Übersicht der kritischen Lebensmittel-Gruppen in der Schwangerschaft

Rohmilch, Rohmilchkäse:

Brie, Camembert, original griechischer Feta (der als solcher gekennzeichnet ist), Grana Padano, Gruyère, Manchego, Parmesan, Raclettekäse, Roquefort, Tilsiter (gibt es auch pasteurisiert). Durcherhitzter Käse ist nicht bedenklich.

Rohes Fleisch:

Parmaschinken, Prosciutto, Rohschinken, Salami, Serrano-Schinken, Vulcano-Schinken. Beef Tatar, Carpaccio, Steak blutig oder medium. Durcherhitztes Fleisch ist nicht bedenklich.

Roher Fisch und Meeresfrüchte:

Sushi, Sashimi, Tatar, Räucherlachs, geräucherte Forellenfilets, geräucherte Makrele, Graved Lachs, Fischsalate, eingelegte Heringe, Austern, vorgegarte Garnelen aus der Kühltheke. Durcherhitzter Fisch ist nicht bedenklich.

Rohe Eier:

Mayonnaise, Tiramisu, Saucen und Cremen mit rohem Ei, Spiegelei oder weiches Ei. Durcherhitztes Ei ist nicht bedenklich.

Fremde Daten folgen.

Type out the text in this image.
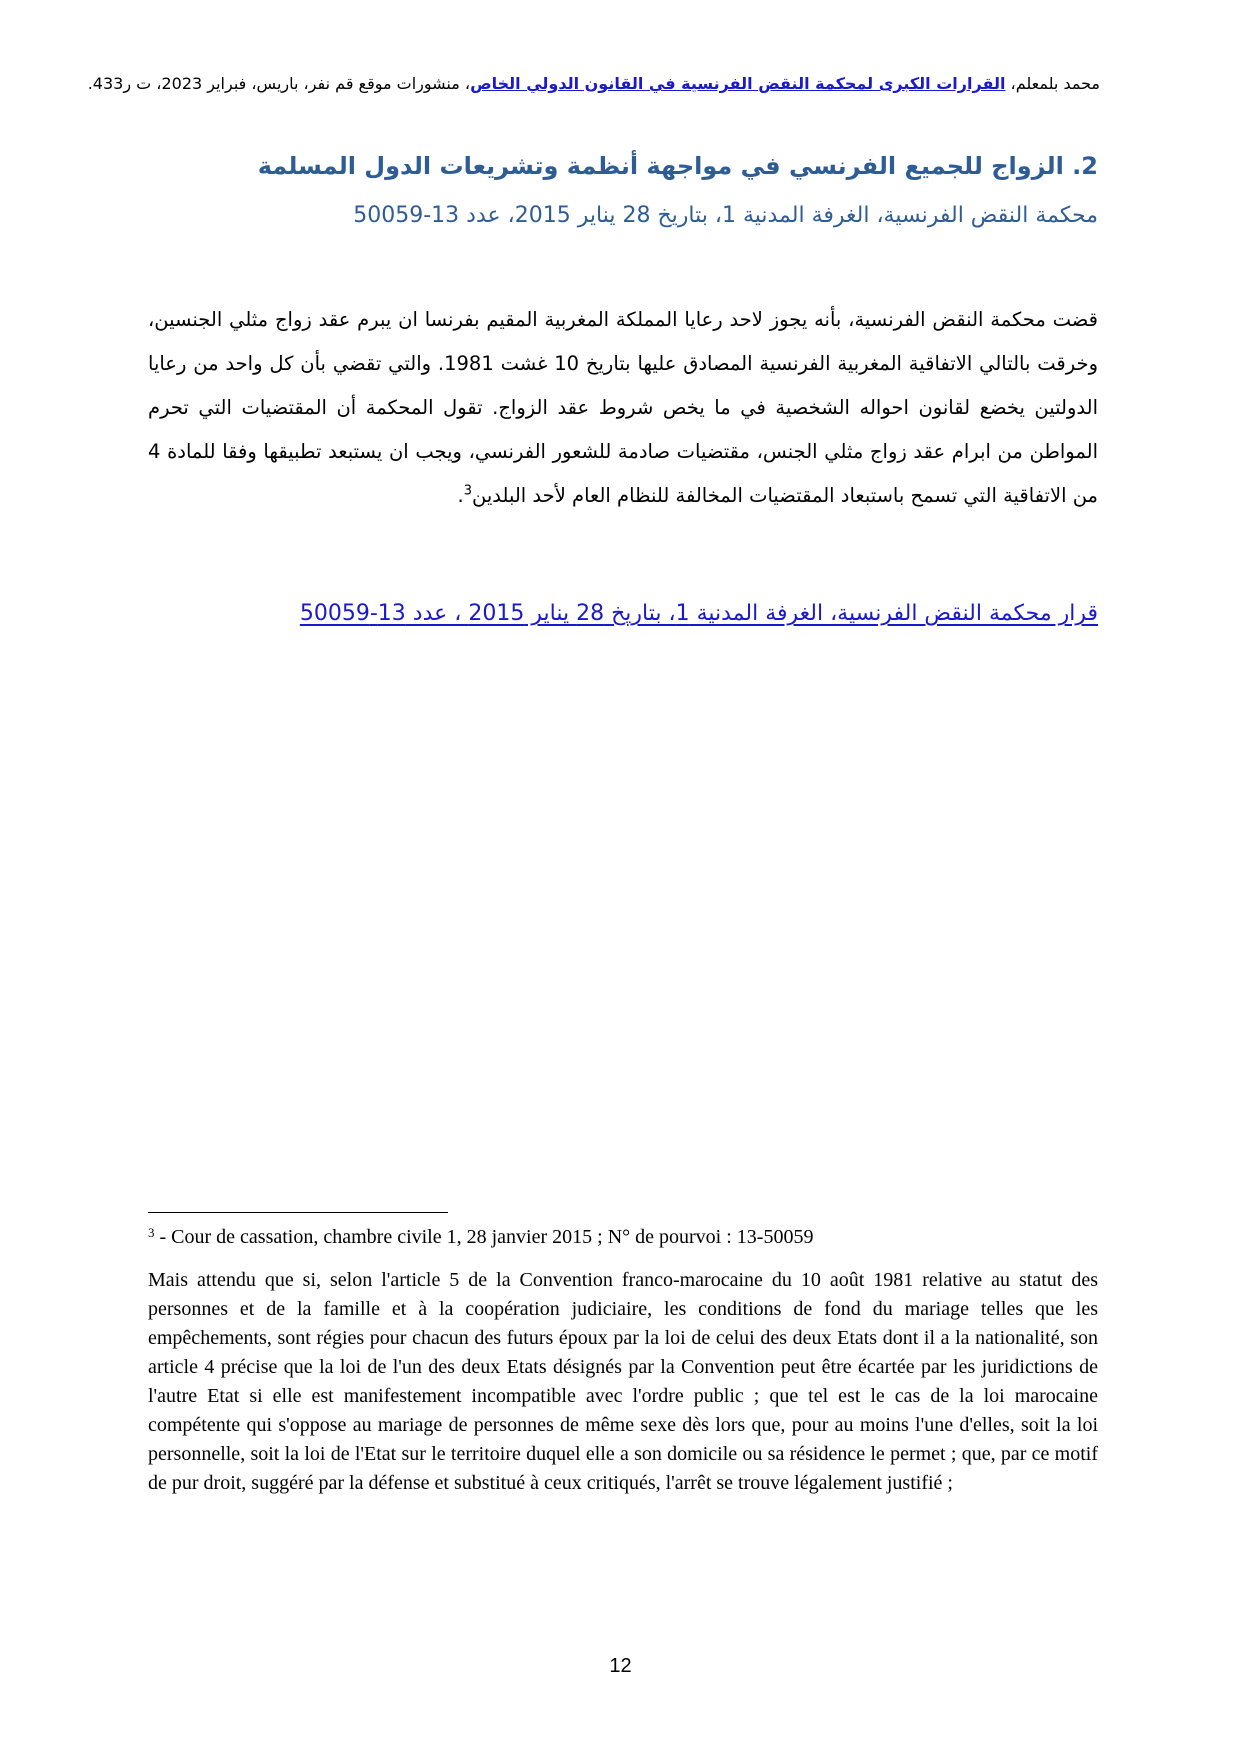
محمد بلمعلم، القرارات الكبرى لمحكمة النقض الفرنسية في القانون الدولي الخاص، منشورات موقع قم نفر، باريس، فبراير 2023، ت ر433.
2. الزواج للجميع الفرنسي في مواجهة أنظمة وتشريعات الدول المسلمة
محكمة النقض الفرنسية، الغرفة المدنية 1، بتاريخ 28 يناير 2015، عدد 13-50059

قضت محكمة النقض الفرنسية، بأنه يجوز لاحد رعايا المملكة المغربية المقيم بفرنسا ان يبرم عقد زواج مثلي الجنسين، وخرقت بالتالي الاتفاقية المغربية الفرنسية المصادق عليها بتاريخ 10 غشت 1981. والتي تقضي بأن كل واحد من رعايا الدولتين يخضع لقانون احواله الشخصية في ما يخص شروط عقد الزواج. تقول المحكمة أن المقتضيات التي تحرم المواطن من ابرام عقد زواج مثلي الجنس، مقتضيات صادمة للشعور الفرنسي، ويجب ان يستبعد تطبيقها وفقا للمادة 4 من الاتفاقية التي تسمح باستبعاد المقتضيات المخالفة للنظام العام لأحد البلدين$^3$.

قرار محكمة النقض الفرنسية، الغرفة المدنية 1، بتاريخ 28 يناير 2015 ، عدد 13-50059
$^3$ - Cour de cassation, chambre civile 1, 28 janvier 2015 ; N° de pourvoi : 13-50059

Mais attendu que si, selon l'article 5 de la Convention franco-marocaine du 10 août 1981 relative au statut des personnes et de la famille et à la coopération judiciaire, les conditions de fond du mariage telles que les empêchements, sont régies pour chacun des futurs époux par la loi de celui des deux Etats dont il a la nationalité, son article 4 précise que la loi de l'un des deux Etats désignés par la Convention peut être écartée par les juridictions de l'autre Etat si elle est manifestement incompatible avec l'ordre public ; que tel est le cas de la loi marocaine compétente qui s'oppose au mariage de personnes de même sexe dès lors que, pour au moins l'une d'elles, soit la loi personnelle, soit la loi de l'Etat sur le territoire duquel elle a son domicile ou sa résidence le permet ; que, par ce motif de pur droit, suggéré par la défense et substitué à ceux critiqués, l'arrêt se trouve légalement justifié ;

12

Offene Produkte aus der Kühltheke:

Eingelegter Käse, eingelegter Frischkäse, offene Oliven, Feinkostsalate.

Kritisches Gemüse und Obst:

Fertige Blattsalate aus dem Sackerl, Sojasprossen, Keimlinge, vorgeschnittenes Obst. Gut gewaschenes, selbst geschältes und/oder durchgegartes Gemüse und Obst ist okay.

Belastete Produkte: (Vitamin-A-reich, Schwermetalle, Radioaktivität)

Leber, Leberpastete, fettreiche Raubfische wie Thunfisch, Schwertfisch, Heilbutt, Hecht, Waldpilze, Wildpilze.